I’m not overly worried about sleeping on the night train, but I appreciate the concerns and will give it more thought. We would get a couchette for four, and I’ve taken the night train from Budapest to Prague in the past so I understand what it’s like. Great tip about returning the car in another country, I hadn’t considered that!

Posted by
7078 posts

"For the Rhine area, would you recommend a certain town as a home base from which to explore the region for a couple days? We wouldn’t want a car while there."
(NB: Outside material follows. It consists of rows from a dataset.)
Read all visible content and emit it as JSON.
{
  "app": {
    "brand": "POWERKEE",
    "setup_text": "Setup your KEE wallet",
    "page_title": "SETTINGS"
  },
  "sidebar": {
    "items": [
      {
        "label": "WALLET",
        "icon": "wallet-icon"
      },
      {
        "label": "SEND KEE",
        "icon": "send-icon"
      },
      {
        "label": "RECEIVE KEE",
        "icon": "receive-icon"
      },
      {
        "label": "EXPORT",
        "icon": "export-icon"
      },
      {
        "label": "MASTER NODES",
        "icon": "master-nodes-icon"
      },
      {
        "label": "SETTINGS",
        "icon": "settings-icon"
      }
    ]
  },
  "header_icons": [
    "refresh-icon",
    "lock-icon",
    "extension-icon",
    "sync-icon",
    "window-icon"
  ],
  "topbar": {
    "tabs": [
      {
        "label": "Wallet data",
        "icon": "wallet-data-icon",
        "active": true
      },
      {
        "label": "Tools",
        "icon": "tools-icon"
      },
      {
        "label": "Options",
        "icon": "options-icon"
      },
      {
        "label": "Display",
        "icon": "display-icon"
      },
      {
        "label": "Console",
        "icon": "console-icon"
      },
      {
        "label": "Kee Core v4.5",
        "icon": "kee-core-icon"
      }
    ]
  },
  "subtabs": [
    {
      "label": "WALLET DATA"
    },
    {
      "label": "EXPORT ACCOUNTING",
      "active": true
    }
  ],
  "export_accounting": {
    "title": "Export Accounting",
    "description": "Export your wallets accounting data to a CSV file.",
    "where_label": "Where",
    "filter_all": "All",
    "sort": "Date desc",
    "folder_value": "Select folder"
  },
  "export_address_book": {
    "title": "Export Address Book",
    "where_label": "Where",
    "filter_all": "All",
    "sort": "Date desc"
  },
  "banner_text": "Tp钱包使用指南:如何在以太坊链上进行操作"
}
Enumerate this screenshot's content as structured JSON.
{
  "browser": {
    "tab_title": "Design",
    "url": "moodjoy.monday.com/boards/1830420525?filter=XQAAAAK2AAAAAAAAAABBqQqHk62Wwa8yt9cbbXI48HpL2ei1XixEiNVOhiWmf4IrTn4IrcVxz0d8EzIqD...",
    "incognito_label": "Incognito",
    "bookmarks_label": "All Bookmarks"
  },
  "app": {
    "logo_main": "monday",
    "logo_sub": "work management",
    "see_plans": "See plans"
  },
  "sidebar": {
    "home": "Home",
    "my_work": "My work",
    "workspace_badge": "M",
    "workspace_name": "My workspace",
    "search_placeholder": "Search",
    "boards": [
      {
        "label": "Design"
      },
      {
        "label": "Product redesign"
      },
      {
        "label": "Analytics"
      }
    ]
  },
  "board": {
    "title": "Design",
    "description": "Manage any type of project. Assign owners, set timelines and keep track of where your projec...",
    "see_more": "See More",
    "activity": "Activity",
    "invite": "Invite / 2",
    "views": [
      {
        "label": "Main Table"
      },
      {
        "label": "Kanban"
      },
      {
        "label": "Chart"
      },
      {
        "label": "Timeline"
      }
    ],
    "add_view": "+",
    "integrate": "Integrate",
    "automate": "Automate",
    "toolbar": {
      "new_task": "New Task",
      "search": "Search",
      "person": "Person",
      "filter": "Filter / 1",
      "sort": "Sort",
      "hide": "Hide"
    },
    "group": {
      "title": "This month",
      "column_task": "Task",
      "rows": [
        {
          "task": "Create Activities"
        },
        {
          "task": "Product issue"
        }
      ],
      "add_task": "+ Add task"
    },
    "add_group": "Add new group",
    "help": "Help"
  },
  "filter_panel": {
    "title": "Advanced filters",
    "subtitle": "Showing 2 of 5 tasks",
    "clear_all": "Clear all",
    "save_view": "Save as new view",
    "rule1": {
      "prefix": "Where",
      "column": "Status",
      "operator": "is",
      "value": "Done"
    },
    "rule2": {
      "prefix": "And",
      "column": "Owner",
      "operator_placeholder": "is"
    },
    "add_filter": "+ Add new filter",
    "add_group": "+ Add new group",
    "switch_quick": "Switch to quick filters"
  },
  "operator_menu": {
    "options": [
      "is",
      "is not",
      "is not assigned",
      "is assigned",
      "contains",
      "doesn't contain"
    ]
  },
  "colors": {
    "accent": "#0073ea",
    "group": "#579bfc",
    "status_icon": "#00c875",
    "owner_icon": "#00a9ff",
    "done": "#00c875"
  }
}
There are many nice towns but for train travelers, St. Goar, in the middle of the scenic area - in the Rhine's most scenic spot of all - and no more than around 10 minutes from Oberwesel, Bacharach and Boppard, is very well located for train outings on the Rhine. It's a small town - almost every hotel and apartment in town is no more than a few blocks from the station. Unlike most towns, St. Goar has a ferry crossing from the center of town to the town across the river, where you can actually catch a train to visit towns on the east bank like Braubach and Rüdesheim (southern end of the scenic part) and Eltville (which lies further beyond Rüdesheim near Wiesbaden.) (Note that the ferry isn't only for foot passengers but cars as well.) Map of Rhine towns:
http://www.mittelrhein-wein.com/Bilder/rheinlauf-gross.jpg

It might be premature to decide for sure on the car or train. You may need one or the other here or there... For example - what if you decide to stay in Bacharach's castle hostel, high on the cliffside above town? You might in fact want a car for that as there's no bus or train service to get you up there. Families generally have fewer choices and a harder time finding rooms because rooms/apartments for 4 are much scarcer than places for 2 - you might need to book somewhere that's not so convenient to the station. I would wait until the details of your itinerary are worked out to decide about transportation. (Which, I confess, is not at all what we do when we travel. For us, trains are a given - the only acceptable option. We enjoy train travel in Germany so much more than car travel that we just plan hotels and sights accordingly. If the two of us had either your original itinerary or the one I suggested, we'd do it by train. Our first family trip, with one 9-year-old, was a train-only trip. It was great.)